ALT 電波ポスターにRFID付きCDの見本をかざしている様子

 携帯電話を使った実験も行った。商品に添付したICタグにURL情報を格納しておき、リーダーで読み取って赤外線通信やBluetoothで携帯電話に送信する。携帯からURLにアクセスすれば、商品の詳細情報を得られる。

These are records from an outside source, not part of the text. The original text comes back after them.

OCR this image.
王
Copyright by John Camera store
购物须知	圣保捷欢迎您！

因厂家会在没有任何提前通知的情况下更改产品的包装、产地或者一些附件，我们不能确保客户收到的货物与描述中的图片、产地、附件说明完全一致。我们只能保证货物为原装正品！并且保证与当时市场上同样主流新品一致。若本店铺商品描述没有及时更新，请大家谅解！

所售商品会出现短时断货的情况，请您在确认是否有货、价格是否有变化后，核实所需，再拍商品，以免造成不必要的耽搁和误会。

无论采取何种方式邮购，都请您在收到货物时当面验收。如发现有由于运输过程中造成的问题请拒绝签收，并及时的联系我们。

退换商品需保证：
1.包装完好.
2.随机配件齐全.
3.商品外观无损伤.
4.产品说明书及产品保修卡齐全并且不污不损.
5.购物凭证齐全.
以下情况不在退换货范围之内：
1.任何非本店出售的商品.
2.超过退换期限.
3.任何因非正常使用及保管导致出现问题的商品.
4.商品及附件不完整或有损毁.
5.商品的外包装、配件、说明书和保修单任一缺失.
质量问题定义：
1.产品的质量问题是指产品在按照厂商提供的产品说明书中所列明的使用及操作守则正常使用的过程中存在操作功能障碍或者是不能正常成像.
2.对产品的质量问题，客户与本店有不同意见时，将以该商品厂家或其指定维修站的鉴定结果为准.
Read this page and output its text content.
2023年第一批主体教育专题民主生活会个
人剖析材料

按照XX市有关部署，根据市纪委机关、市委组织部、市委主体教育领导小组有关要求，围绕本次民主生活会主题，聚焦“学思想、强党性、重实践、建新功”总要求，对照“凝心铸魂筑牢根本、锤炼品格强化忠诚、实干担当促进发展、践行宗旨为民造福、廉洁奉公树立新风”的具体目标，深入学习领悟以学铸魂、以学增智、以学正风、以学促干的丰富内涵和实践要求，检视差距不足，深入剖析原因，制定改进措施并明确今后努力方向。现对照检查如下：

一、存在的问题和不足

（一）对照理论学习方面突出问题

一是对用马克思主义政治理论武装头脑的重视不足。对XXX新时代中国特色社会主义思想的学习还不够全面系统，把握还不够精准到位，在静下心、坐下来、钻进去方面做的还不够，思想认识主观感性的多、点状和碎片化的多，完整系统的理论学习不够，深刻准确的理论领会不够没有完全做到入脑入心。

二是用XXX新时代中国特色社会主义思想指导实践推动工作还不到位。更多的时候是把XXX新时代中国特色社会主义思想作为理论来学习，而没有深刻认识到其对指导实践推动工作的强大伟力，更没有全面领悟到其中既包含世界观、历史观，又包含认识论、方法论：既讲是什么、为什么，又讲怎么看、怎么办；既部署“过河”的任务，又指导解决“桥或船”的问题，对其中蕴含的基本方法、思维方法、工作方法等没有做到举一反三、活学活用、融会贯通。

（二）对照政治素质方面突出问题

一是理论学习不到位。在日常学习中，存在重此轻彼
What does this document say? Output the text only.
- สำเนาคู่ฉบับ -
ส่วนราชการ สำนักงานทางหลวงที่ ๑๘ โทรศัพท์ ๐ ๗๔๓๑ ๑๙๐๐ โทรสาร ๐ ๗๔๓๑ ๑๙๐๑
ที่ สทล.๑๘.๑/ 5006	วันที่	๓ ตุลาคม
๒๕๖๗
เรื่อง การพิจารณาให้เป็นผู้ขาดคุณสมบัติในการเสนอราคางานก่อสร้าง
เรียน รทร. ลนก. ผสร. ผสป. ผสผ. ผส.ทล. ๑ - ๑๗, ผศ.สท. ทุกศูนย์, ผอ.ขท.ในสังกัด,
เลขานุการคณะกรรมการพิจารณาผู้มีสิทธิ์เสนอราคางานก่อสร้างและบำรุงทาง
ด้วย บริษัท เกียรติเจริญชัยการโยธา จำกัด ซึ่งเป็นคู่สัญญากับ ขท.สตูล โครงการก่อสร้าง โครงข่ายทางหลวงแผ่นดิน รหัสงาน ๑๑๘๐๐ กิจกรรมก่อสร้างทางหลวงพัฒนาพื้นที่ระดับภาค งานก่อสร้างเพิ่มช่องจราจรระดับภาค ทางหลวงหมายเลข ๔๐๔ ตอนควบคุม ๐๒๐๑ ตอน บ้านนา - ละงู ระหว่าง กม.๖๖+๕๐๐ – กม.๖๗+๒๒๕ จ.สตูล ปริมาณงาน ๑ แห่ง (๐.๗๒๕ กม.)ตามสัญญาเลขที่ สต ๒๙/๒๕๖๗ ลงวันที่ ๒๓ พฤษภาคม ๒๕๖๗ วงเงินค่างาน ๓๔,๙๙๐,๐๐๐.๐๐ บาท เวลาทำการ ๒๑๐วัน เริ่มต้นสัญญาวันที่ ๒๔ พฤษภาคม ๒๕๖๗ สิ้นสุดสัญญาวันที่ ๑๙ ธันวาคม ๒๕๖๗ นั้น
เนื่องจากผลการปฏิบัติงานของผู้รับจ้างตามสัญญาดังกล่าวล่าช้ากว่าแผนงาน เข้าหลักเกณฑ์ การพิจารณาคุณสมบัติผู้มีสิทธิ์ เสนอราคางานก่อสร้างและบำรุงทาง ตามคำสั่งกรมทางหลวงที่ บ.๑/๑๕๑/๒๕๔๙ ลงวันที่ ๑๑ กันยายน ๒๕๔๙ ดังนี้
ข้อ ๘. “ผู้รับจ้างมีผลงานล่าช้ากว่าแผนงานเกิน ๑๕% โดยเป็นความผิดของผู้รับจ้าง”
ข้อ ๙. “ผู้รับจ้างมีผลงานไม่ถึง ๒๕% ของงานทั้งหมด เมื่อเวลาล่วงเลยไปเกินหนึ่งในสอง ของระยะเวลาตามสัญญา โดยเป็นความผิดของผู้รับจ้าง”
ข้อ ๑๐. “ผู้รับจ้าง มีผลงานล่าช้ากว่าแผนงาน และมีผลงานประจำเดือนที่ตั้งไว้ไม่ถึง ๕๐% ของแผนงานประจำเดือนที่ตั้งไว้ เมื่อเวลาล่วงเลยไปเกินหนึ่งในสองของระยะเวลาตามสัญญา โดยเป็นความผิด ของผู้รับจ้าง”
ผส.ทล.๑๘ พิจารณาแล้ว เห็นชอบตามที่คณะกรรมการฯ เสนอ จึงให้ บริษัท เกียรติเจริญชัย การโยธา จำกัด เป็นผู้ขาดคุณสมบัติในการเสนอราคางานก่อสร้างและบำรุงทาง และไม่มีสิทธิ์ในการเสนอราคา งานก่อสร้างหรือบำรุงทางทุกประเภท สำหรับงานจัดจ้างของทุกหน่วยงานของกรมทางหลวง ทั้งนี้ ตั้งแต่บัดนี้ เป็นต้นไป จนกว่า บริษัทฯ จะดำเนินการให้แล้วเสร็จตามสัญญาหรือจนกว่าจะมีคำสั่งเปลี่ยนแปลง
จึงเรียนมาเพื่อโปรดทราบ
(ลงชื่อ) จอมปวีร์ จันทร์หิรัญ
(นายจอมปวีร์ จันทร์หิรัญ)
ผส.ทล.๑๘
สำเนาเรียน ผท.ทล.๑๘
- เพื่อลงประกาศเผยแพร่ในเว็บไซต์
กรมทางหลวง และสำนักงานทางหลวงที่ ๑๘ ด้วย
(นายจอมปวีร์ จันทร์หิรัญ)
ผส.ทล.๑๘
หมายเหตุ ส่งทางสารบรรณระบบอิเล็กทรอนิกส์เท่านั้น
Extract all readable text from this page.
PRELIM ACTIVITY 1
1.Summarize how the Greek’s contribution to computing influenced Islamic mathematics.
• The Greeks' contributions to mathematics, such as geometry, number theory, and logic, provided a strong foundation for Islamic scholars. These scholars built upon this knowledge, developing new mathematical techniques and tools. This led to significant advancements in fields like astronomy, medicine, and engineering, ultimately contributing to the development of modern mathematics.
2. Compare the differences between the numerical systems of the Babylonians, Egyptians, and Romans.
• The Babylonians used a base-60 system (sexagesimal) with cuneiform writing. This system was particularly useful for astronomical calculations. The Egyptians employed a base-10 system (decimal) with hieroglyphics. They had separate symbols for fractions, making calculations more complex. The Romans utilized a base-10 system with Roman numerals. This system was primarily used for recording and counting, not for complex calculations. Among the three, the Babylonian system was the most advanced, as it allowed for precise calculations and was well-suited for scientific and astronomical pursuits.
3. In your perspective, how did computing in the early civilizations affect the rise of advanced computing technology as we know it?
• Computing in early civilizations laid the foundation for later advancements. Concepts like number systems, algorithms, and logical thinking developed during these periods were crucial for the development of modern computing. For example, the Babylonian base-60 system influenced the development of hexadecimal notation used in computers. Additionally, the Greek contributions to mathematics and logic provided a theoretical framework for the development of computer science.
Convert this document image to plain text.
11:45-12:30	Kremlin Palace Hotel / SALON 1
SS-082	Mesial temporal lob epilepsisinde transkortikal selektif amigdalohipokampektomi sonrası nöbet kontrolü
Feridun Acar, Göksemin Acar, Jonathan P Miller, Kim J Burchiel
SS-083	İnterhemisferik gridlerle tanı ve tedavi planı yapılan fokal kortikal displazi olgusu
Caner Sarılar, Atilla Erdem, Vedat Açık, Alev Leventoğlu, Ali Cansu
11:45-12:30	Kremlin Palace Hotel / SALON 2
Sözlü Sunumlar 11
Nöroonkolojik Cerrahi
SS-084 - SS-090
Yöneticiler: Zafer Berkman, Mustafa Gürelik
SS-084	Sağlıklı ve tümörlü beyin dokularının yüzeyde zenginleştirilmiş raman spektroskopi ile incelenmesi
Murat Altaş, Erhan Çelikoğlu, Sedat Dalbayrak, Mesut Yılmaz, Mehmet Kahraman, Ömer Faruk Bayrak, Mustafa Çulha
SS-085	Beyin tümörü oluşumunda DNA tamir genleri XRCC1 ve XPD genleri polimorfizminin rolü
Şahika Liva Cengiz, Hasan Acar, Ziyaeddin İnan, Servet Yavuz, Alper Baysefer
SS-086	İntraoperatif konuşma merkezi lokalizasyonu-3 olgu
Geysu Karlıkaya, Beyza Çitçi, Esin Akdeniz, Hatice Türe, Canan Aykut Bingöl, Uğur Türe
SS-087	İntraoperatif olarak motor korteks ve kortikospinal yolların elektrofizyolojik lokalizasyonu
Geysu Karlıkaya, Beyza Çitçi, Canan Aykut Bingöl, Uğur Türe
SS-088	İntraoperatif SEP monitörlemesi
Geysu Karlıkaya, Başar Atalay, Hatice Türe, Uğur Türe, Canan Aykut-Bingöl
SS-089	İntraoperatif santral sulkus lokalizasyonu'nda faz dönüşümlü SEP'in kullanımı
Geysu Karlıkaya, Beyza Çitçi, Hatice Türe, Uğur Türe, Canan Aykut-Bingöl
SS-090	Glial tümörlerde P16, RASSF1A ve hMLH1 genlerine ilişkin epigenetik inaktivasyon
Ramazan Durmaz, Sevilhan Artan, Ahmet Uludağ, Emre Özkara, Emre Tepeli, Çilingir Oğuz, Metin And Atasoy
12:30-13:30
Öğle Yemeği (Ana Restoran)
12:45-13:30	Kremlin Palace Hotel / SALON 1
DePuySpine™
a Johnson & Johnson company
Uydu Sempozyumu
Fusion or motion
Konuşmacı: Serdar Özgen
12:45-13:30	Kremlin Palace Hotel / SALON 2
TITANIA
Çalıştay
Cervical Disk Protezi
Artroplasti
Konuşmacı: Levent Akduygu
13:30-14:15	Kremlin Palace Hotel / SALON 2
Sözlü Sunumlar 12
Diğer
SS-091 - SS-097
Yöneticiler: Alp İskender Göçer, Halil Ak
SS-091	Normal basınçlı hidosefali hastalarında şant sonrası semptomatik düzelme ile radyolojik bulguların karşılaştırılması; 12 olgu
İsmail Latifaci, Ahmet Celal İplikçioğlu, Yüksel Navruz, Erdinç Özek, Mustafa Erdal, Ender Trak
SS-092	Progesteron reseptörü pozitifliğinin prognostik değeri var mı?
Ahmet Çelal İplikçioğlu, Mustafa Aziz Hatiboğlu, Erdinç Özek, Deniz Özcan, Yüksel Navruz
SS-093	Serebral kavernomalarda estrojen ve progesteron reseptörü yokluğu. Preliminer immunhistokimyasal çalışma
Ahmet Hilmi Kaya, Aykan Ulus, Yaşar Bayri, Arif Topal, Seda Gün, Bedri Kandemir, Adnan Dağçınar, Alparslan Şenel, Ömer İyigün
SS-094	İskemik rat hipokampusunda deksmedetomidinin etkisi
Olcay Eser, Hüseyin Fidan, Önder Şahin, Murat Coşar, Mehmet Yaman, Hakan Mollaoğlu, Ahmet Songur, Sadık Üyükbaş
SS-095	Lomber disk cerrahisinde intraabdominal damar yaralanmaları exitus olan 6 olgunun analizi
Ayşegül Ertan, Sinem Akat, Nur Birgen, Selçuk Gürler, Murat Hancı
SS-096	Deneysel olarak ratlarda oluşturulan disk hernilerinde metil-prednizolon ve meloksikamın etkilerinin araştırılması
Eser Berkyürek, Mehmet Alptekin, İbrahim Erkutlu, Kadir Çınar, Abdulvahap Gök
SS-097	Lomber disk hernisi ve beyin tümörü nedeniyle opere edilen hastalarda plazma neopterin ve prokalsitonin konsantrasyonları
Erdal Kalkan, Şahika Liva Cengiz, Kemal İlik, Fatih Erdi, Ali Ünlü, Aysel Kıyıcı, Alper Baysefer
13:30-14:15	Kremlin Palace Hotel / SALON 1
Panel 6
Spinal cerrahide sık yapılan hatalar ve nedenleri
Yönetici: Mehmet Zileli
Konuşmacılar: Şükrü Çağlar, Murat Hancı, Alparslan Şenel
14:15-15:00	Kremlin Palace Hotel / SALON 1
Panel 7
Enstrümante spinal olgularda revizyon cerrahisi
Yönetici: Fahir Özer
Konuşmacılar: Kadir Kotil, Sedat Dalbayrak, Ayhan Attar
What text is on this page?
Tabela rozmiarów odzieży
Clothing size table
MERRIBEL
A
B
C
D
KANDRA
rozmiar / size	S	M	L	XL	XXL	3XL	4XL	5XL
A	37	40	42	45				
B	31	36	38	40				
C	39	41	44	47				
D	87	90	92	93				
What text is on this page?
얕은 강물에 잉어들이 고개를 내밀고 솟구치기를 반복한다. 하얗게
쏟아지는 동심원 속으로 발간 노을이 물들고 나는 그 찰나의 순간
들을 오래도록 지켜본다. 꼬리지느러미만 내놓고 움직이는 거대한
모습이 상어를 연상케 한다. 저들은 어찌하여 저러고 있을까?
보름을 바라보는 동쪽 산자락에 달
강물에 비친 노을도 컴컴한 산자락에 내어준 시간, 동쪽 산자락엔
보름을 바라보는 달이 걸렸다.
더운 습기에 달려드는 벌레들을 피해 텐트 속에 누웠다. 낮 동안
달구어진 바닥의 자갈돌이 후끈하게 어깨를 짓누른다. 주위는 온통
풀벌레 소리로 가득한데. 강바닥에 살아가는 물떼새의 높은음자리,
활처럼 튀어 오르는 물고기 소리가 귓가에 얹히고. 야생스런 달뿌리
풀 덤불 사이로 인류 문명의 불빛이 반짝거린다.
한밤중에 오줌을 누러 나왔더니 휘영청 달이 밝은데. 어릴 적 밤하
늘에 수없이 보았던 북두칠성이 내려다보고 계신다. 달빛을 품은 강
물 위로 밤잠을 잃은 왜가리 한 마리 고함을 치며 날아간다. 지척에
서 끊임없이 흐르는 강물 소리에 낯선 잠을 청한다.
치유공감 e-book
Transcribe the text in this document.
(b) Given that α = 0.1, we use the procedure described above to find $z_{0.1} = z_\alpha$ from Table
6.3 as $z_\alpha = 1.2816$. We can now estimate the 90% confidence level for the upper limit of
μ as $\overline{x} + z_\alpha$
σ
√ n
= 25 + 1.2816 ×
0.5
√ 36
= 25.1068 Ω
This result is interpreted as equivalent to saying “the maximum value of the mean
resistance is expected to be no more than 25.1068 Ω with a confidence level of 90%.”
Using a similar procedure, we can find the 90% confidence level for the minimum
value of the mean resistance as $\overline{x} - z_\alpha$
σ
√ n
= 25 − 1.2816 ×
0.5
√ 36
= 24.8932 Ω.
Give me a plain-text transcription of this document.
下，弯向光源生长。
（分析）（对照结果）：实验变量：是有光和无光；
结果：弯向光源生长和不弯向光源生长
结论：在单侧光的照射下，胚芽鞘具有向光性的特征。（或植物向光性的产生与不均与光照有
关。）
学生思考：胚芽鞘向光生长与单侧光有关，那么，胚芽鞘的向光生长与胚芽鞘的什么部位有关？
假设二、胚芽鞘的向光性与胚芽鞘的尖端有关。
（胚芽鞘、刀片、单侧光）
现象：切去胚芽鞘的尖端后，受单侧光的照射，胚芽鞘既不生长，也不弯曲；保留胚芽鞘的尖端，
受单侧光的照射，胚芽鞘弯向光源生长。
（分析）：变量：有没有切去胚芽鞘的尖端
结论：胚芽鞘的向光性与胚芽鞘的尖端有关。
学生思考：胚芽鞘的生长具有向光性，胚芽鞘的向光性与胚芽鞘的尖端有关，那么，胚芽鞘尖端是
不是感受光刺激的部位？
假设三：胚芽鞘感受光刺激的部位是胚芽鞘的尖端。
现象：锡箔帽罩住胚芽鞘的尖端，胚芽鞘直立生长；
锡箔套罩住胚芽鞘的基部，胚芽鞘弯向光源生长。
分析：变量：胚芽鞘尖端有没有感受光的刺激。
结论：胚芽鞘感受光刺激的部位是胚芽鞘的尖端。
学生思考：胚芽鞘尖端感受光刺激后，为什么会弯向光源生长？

ALT コミックのICタグに格納したURL情報を、携帯電話に取り付けたUHF帯通信アタッチメントで読み取り、赤外線通信で携帯電話に送信して詳細情報を取得する実験
ALT 可視光通信対応の専用アタッチメント付きM1000で、可視光からコミックに関するURL情報を受け取る(左)。Bluetooth対応のペン型RFIDリーダーでDVDボックスのICタグ情報を読み取り、Bluetooth経由でM1000に送信する

 TSUTAYAでの実験は21日まで。同様な実験は「新星堂テラスクエア宇都宮店」(栃木県宇都宮市)でも2月に行われたほか、「ブックハウス神保町」(東京都千代田区)でも2月23日から行われる。